When someone claims "privacy is dead", it pays to enquire into the motivation of the writer. In whose interest is it for privacy to be dead?
And beware the false dichotomy. If you are offered a choice between safe streets and privacy, good health and privacy, security and privacy, innovation and privacy, then reject the choice and demand both.
Privacy is not absolute – it never has been, and it is not static. When someone asserts privacy is absolute, ask them whoever suggested it was. Can you imagine living in a world of absolute privacy?
I am told that certain cave-dwelling Byzantine holy men in North Syria may have achieved something approaching that state, but it is simply a straw-person argument to suggest such a condition is attainable or desirable in the modern age. Privacy and data-protection laws set the terms for transactions involving our personal information with commerce and government.

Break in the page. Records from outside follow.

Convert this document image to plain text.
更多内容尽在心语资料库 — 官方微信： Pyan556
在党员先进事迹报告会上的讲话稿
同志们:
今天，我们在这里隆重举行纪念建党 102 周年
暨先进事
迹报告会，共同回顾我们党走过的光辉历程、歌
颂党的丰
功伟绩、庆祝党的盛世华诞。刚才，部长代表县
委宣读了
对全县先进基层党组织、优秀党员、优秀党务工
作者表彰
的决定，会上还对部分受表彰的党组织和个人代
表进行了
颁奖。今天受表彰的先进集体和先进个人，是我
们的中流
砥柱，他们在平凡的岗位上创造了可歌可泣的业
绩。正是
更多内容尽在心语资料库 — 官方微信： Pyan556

Privacy changes with time and with circumstances. It adapts to technology and responds and sometimes pushes back, as we've seen with Apple and Facebook. It responds to other conditions in society as well.

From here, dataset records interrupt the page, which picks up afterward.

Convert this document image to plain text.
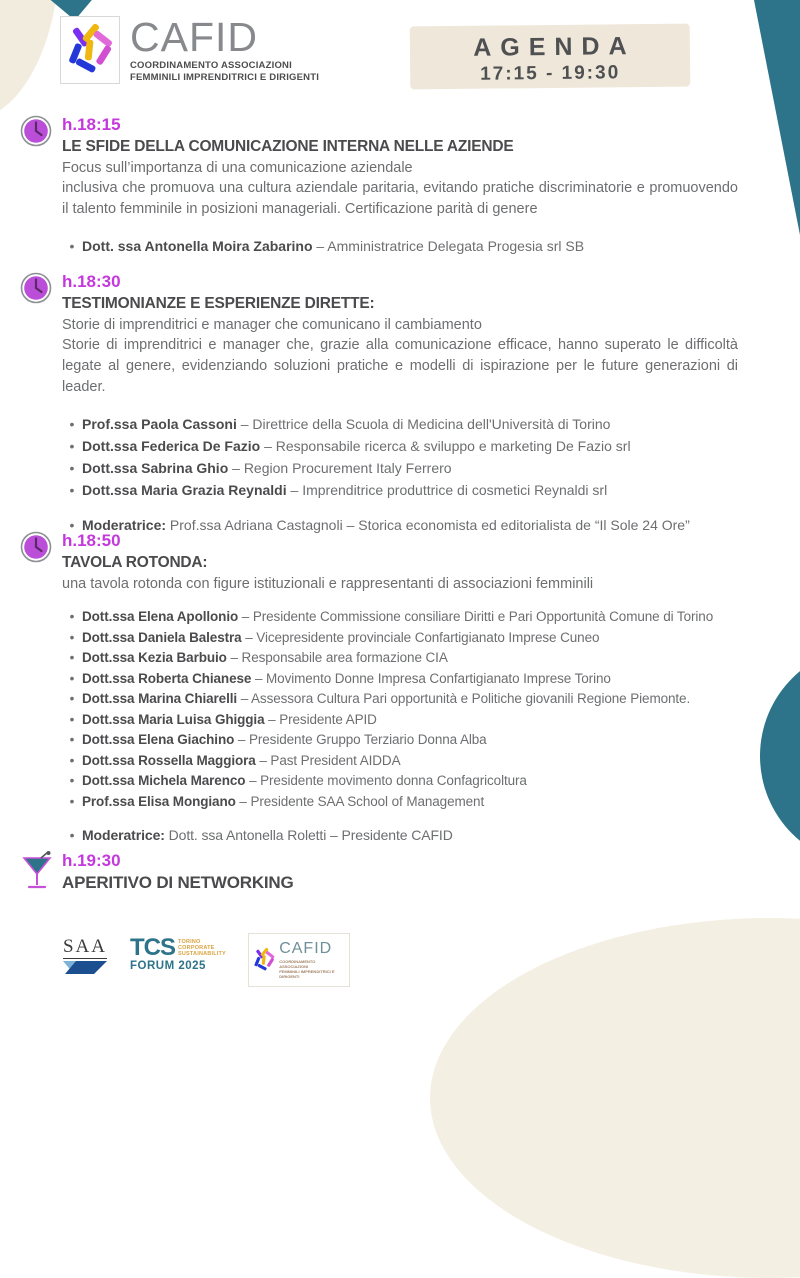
CAFID
COORDINAMENTO ASSOCIAZIONI
FEMMINILI IMPRENDITRICI E DIRIGENTI
AGENDA
17:15 - 19:30
h.18:15
LE SFIDE DELLA COMUNICAZIONE INTERNA NELLE AZIENDE
Focus sull’importanza di una comunicazione aziendale
inclusiva che promuova una cultura aziendale paritaria, evitando pratiche discriminatorie e promuovendo il talento femminile in posizioni manageriali. Certificazione parità di genere
• Dott. ssa Antonella Moira Zabarino – Amministratrice Delegata Progesia srl SB
h.18:30
TESTIMONIANZE E ESPERIENZE DIRETTE:
Storie di imprenditrici e manager che comunicano il cambiamento
Storie di imprenditrici e manager che, grazie alla comunicazione efficace, hanno superato le difficoltà legate al genere, evidenziando soluzioni pratiche e modelli di ispirazione per le future generazioni di leader.
• Prof.ssa Paola Cassoni – Direttrice della Scuola di Medicina dell'Università di Torino
• Dott.ssa Federica De Fazio – Responsabile ricerca & sviluppo e marketing De Fazio srl
• Dott.ssa Sabrina Ghio – Region Procurement Italy Ferrero
• Dott.ssa Maria Grazia Reynaldi – Imprenditrice produttrice di cosmetici Reynaldi srl
• Moderatrice: Prof.ssa Adriana Castagnoli – Storica economista ed editorialista de “Il Sole 24 Ore”
h.18:50
TAVOLA ROTONDA:
una tavola rotonda con figure istituzionali e rappresentanti di associazioni femminili
• Dott.ssa Elena Apollonio – Presidente Commissione consiliare Diritti e Pari Opportunità Comune di Torino
• Dott.ssa Daniela Balestra – Vicepresidente provinciale Confartigianato Imprese Cuneo
• Dott.ssa Kezia Barbuio – Responsabile area formazione CIA
• Dott.ssa Roberta Chianese – Movimento Donne Impresa Confartigianato Imprese Torino
• Dott.ssa Marina Chiarelli – Assessora Cultura Pari opportunità e Politiche giovanili Regione Piemonte.
• Dott.ssa Maria Luisa Ghiggia – Presidente APID
• Dott.ssa Elena Giachino – Presidente Gruppo Terziario Donna Alba
• Dott.ssa Rossella Maggiora – Past President AIDDA
• Dott.ssa Michela Marenco – Presidente movimento donna Confagricoltura
• Prof.ssa Elisa Mongiano – Presidente SAA School of Management
• Moderatrice: Dott. ssa Antonella Roletti – Presidente CAFID
h.19:30
APERITIVO DI NETWORKING
SAA TCS TORINO
CORPORATE
SUSTAINABILITY
FORUM 2025
CAFID
COORDINAMENTO ASSOCIAZIONI
FEMMINILI IMPRENDITRICI E DIRIGENTI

When we call this thing "privacy", rather than the European-favoured "data protection", we see it as fundamentally an individual right. One of the challenges ahead is how to indigenise this right to reflect the culture of our region, which predominantly values the rights of the collective and the communal over the individual.
Might not iwi assert rights of data sovereignty over information about Māori held by the Crown, to better serve their people? This is what the High Court suggested in the recent case brought by health provider Te Pou Matakana Limited against the Ministry of Health. Te Pou sued the Government to get access to data about unvaccinated Māori. The ministry had refused to release identifiable information on privacy grounds.

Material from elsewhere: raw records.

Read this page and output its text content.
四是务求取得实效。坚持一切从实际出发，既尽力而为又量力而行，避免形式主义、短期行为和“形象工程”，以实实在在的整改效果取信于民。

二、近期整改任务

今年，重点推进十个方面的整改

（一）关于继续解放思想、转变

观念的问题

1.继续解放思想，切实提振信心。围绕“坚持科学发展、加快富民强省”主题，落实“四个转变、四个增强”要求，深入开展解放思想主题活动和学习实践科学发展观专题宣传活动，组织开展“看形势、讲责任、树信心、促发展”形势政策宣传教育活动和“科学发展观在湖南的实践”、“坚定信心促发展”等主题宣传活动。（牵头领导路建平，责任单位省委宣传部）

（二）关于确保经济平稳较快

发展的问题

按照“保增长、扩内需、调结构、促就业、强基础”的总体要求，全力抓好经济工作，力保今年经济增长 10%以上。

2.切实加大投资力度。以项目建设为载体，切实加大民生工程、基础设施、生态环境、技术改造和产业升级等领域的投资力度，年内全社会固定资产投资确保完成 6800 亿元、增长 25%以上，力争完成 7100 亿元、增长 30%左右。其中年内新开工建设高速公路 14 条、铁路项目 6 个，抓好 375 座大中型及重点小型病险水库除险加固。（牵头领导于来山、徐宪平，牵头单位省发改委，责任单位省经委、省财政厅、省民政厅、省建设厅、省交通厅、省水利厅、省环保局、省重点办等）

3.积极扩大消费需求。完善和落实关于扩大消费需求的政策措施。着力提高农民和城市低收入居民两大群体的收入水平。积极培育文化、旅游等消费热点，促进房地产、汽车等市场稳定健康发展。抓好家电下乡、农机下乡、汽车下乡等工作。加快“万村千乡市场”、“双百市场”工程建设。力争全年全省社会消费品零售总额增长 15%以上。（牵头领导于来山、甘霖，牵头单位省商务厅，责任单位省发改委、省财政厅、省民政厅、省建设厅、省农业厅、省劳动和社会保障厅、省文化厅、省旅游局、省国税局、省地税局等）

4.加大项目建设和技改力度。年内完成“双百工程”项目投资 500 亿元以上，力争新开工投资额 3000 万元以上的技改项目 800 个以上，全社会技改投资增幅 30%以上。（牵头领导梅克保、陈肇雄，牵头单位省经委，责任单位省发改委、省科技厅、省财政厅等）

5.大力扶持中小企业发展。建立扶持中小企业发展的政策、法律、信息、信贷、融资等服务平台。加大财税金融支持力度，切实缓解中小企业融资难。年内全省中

The High Court found that the Crown could have released the information under the Privacy Act, but chose not to. The act (and the Health Information Privacy Code) allows the release of information where necessary to avoid a serious threat to public safety. Being allowed to release information under the code does not mean the holder of that information must release it; it has a discretion. But the court said that the ministry, in exercising this discretion, must do so in accordance with Te Tiriti o Waitangi.
Evolution of privacy
Now, 28 years after the Privacy Act 1993 was enacted, we are beginning to engage in a process of understanding how this law, this human right, this commercial imperative, and this consumer protection might be informed by te ao Māori and engaged to meet the aspirations of tāngata whenua. This is exciting, and it saddens me to leave the role as we embark on this next stage in the evolution of privacy in Aotearoa.
In the time it has been my privilege to serve as Privacy Commissioner, I have seen the institutions of the state, of commerce and industry, and of the non-government sector come to embrace and internalise privacy values. We have come a long way from regarding privacy as a compliance issue, along with that myriad of regulatory requirements imposed on business and government, to seeing it as a precedent for the maintenance of trust and confidence.
We have an informed and engaged public, and a strong and principled team at the Office of the Privacy Commissioner standing ready to safeguard privacy through the next set of challenges, whether they be calls for law enforcement and intelligence agencies to be able to break the encryption that businesses offer to keep our personal information, communications and commercial secrets safe, or to control the power of artificial intelligence in drawing inferences from and making decisions about us, based on the data we shed as we go about our everyday lives. Privacy is here to stay.
John Edwards will begin his new role as head of the UK Information Commissioner's Office (ICO) on January 3.